Ayant enfourché nos fiers destriers (des vélos), on a été étancher notre soif visuelle de fraîches beautés à notre terrasse habituelle, idéalement placée pour zieuter les arrivages du bateau ; mes camarades s'abîmant les yeux à reluquer d'avenantes demoiselles, tandis que mon cœur battait d'espérance à la venue d'altiers damoiseaux !
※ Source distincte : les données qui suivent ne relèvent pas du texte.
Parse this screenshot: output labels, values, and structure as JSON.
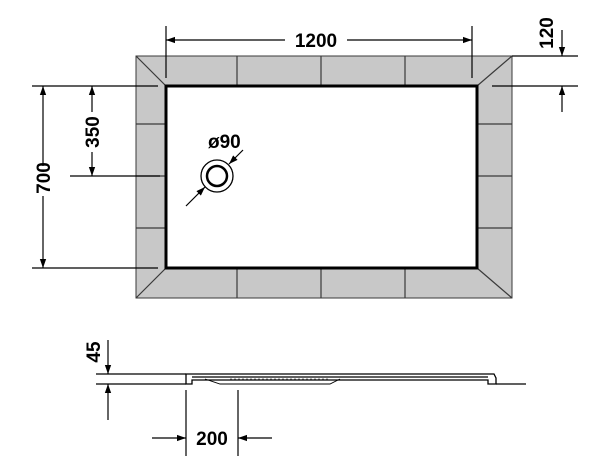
{
  "diagram": {
    "plan_view": {
      "width_label": "1200",
      "tile_label": "120",
      "depth_label": "700",
      "drain_offset_label": "350",
      "drain_label": "ø90"
    },
    "side_view": {
      "height_label": "45",
      "drain_offset_label": "200"
    },
    "colors": {
      "tile": "#c8c8c8",
      "line": "#000000",
      "tray": "#ffffff"
    }
  }
}
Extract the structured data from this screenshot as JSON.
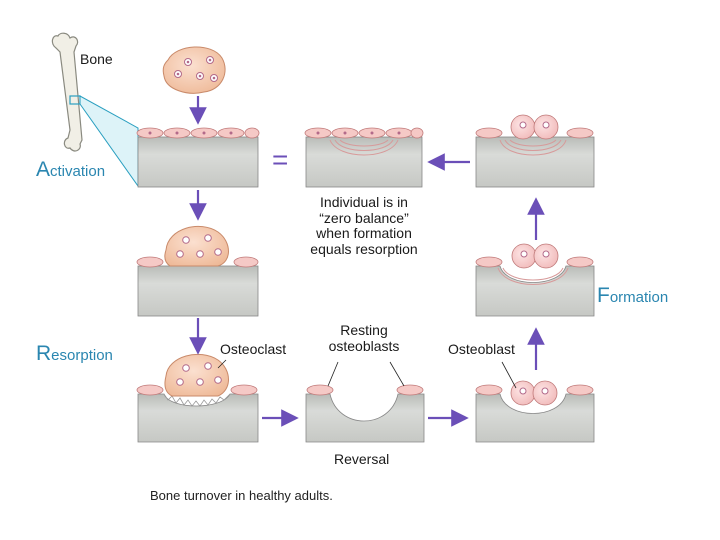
{
  "labels": {
    "bone": "Bone",
    "osteoclast": "Osteoclast",
    "resting_osteoblasts": "Resting\nosteoblasts",
    "osteoblast": "Osteoblast",
    "reversal": "Reversal",
    "zero_balance": "Individual is in\n“zero balance”\nwhen formation\nequals resorption"
  },
  "stages": {
    "activation": {
      "first": "A",
      "rest": "ctivation"
    },
    "resorption": {
      "first": "R",
      "rest": "esorption"
    },
    "formation": {
      "first": "F",
      "rest": "ormation"
    }
  },
  "caption": "Bone turnover in healthy adults.",
  "equals_sign": "=",
  "colors": {
    "stage_label": "#2a86b0",
    "arrow": "#6b4fb8",
    "bone_block": "#cfd1cd",
    "cell_fill": "#f5c9c6",
    "osteoclast_fill": "#f2c3a6"
  }
}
En terrasse, tout est bien : la vue, et être vu ! C'est qu'on est tous chauds pour susciter des rencontres. Le groupe, ça aide, parce que ça multiplie le potentiel. Il y en a toujours un qui attirera plus le regard, pour je ne sais quelle raison, et qui fera s'approcher telle ou tel, souvent à plusieurs. On a tout ce qu'il faut (où il faut) pour contenter tout le monde ! Rapha est musclé, avec les cheveux très noirs et les yeux bleus ; Erwan est grand, châtain, yeux bruns ; Sacha, petit blond aux yeux bleus ; et moi, assez grand, mince, roux aux yeux verts. On en jette, tous ensemble ! sans parler de la belle ambiance entre nous. C'est qu'on rigole bien, moquant souvent telle ou tel touriste dont le physique ou l'allure ne rentre pas du tout dans nos critères de sélection. Les : « Celle-là, elle est pour toi ! » fusent, et j'ai bien entendu droit à pas mal de réflexions du genre : « Octave, mon salaud, tu vas te régaler avec ce... "je-sais-pas-comment-ça-s'appelle", mais ça doit être pas si éloigné de l'humain que ça... ce qui est déjà bien, pour toi. »
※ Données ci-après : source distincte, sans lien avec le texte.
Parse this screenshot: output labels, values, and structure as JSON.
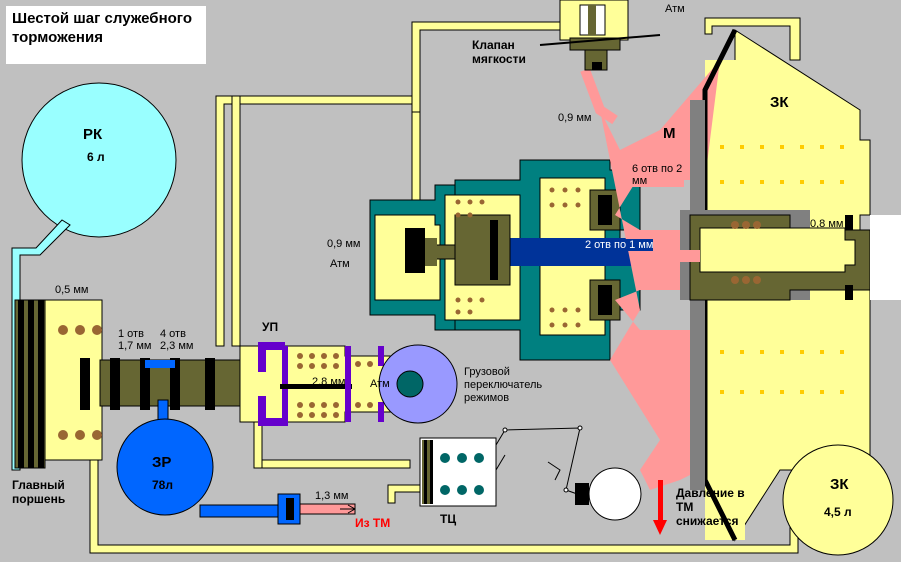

Mes amis savent que je suis gay depuis la quatrième. Je l'avais d'abord dit à ma meilleure amie, laquelle n'a pu se retenir de balancer à ses copines : « J'ai un secret à te dire... mais surtout tu le répètes pas ! » Craignant que mes potes l'apprennent de cette vilaine manière, j'ai profité de la première occasion pour le leur avouer. Raphaël a dit : «Bon, c'est pas grave.» Erwan s'est contenté d'un : «Cool.» (il s'en doutait) et Sacha : «Ah ben dommage pour les meufs...» Ce sont des vrais. <3 <3 <3

De mon côté, j'ai mon caractère... pas toujours très bon. Je suis pas prétentieux, mais j'ai de l'orgueil. Trop. Remarque, prétentieux, si, des fois. Des fois, je sais pas pourquoi, je me sens beau. Et là, je me dis que je peux plaire à qui je veux ! C'est une sensation extraordinaire... Je vois des gars (qui me calculent absolument pas) et je me dis que j'ai qu'à leur faire un signe, ou juste leur dire : « Tu viens ? » pour qu'ils me suivent, ravis et émus. Ce serait vraiment génial ! Je crois que j'en consommerais beaucoup... Mais bon, finalement, je suis comme je suis : ni BG, ni moche... et c'est sans doute pas plus mal.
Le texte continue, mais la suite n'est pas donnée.